4デイズ



公開初日、都内唯一の上映館である銀座シネパトスにて観賞。かなり空いていた。
監督は「戦争のはじめかた」のグレゴール・ジョーダン。検索したらオーストラリア出身で、ヒース・レジャー主演「ケリー・ザ・ギャング」なんてのも撮っていた。内容は覚えてないけど面白かった記憶はある。


「国内の3都市に核爆弾を3つ仕掛けた、4日後に爆発する」
マイケル・シーン演じる「イスラム教徒のアメリカ人」が自分撮りしている映像に始まる、冒頭10分ほどにまず引き込まれる。キャリー・アン・モスが街の雑踏で子どもと微笑み合うも、とある理由でその母親に警戒される。彼女はFBIの対テロ捜査官。職場の仲間の顔付きややりとりに、なんとなく70年代ぽいものを感じる。場面が替わり、サミュエル・L・ジャクソンとその妻の「普通」ではない家に、銃を構えたFBIの職員がやってくる…


原題は「Unthinkable」、曜日ごとに章に分かれてはいるけど、「4日間!」という事にものすごく意味があるわけじゃない。一言で言えば「アメリカがテロリストに『尋問』で挑む」話。もっともその面白さは、尋問によるサスペンスというより、アメリカにおける色んな立場の交錯、縮図を見るところにある。

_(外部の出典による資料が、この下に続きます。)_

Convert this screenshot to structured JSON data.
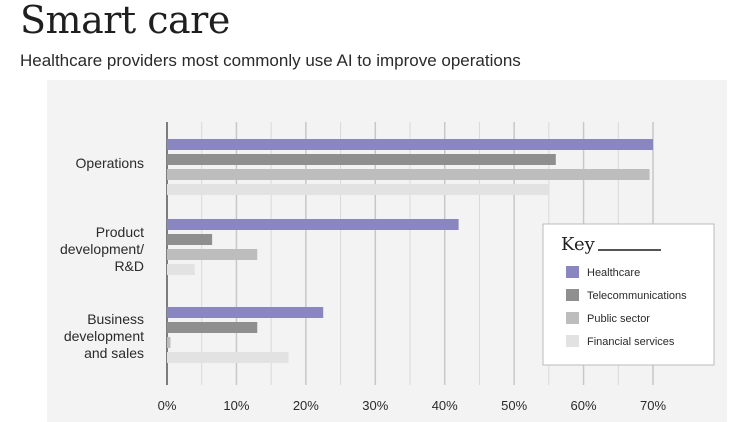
{
  "title": "Smart care",
  "subtitle": "Healthcare providers most commonly use AI to improve operations",
  "colors": {
    "panel_background": "#f3f3f3",
    "gridline": "#c8c8c8",
    "axis": "#555555",
    "healthcare": "#8a87c0",
    "telecommunications": "#8f8f8f",
    "public_sector": "#bdbdbd",
    "financial_services": "#e2e2e2"
  },
  "chart_data": {
    "type": "bar",
    "orientation": "horizontal",
    "title": "Smart care",
    "subtitle": "Healthcare providers most commonly use AI to improve operations",
    "categories": [
      [
        "Operations"
      ],
      [
        "Product",
        "development/",
        "R&D"
      ],
      [
        "Business",
        "development",
        "and sales"
      ]
    ],
    "series": [
      {
        "name": "Healthcare",
        "values": [
          70,
          42,
          22.5
        ]
      },
      {
        "name": "Telecommunications",
        "values": [
          56,
          6.5,
          13
        ]
      },
      {
        "name": "Public sector",
        "values": [
          69.5,
          13,
          0.5
        ]
      },
      {
        "name": "Financial services",
        "values": [
          55,
          4,
          17.5
        ]
      }
    ],
    "xlim": [
      0,
      70
    ],
    "xticks": [
      "0%",
      "10%",
      "20%",
      "30%",
      "40%",
      "50%",
      "60%",
      "70%"
    ],
    "xtick_values": [
      0,
      10,
      20,
      30,
      40,
      50,
      60,
      70
    ],
    "grid": true,
    "legend": {
      "title": "Key",
      "placement": "right"
    }
  }
}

サミュエル演じる尋問スペシャリスト「H」は、始めの方こそ「常人とは違う勘のよさ」などを見せつけるが、スーパー仕事人というわけではない。いわく「俺のほうが囚われてるんだ」。組織に属さない「鼻つまみ者」と、彼が「唯一良識を持ってる」と認めるブロディ(モス)の仕事ぶりが交互に描かれる。
開始早々、Hがブロディに「君が飴で俺が鞭の役だ」と言うので拍子抜けした。とはいえ日本じゃ飴と鞭という「言葉」が手垢にまみれすぎているだけで、やり方としては実践的なのかもしれない。「切り札」にも驚いたけど、そちらも実際、そういうものなのかもしれない。

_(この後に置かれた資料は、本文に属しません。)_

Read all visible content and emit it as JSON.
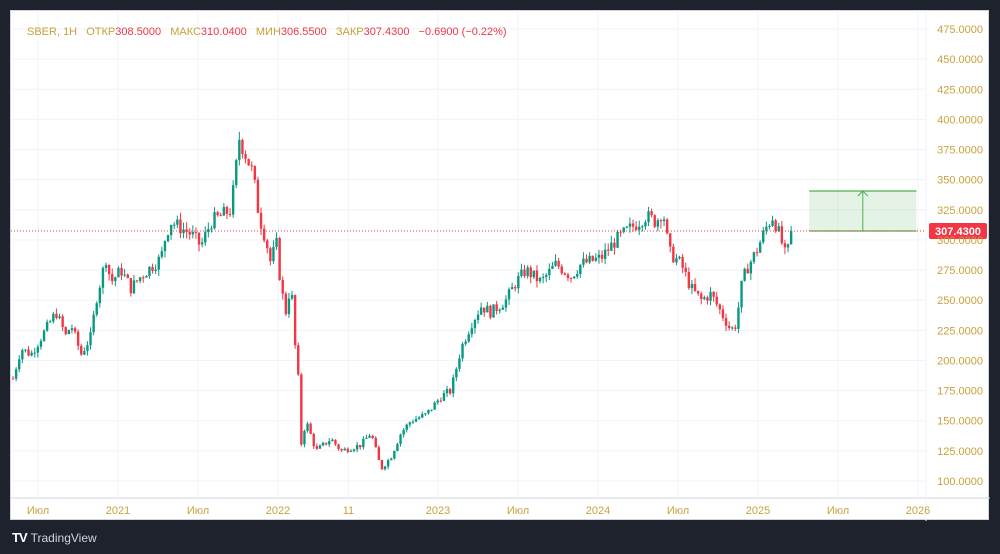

現場には更に、ザ・軍人といった感じの上官が「核爆発よりましだろ」「こんなやつの言うことが聞けるか」などとのさばっている。「彼はアメリカ人ですよ!」「国籍を剥奪したからいいだろ」というやりとりにはぎゃふんとさせられた(笑)
しかしこれが「普通」の感覚なんだろう。そう、作中では「普通」という言葉もフューチャーされる。


警察っぽい職業に就く多忙な女性、というといまだにヘレン・ミレンの「第一容疑者」を思い出してしまう。本作のキャリー・アン・モスは毎日野暮ったい同じスーツを着、トイレの場面では、ヘレンのように化粧直しするわけじゃなく、単に一息つくだけ。
女といえばHの妻が、自分たち夫婦の過去を話す場面も印象的だ。後にHは「あいつはすぐ話したがるからなあ」と言う。「でも最後までは話さなかったろ?」。なぜすぐ話すのか、なぜ最後まで話さないのか。


もし「組織に属さない」者が居なかったら、テロリストに「愛する」妻子が居なかったら、この話はどんな風になるだろう?と想像した。この二つの要素はいかにも「映画的」だから、それがなければ、より「現実的」なんじゃないかと思ってしまうから。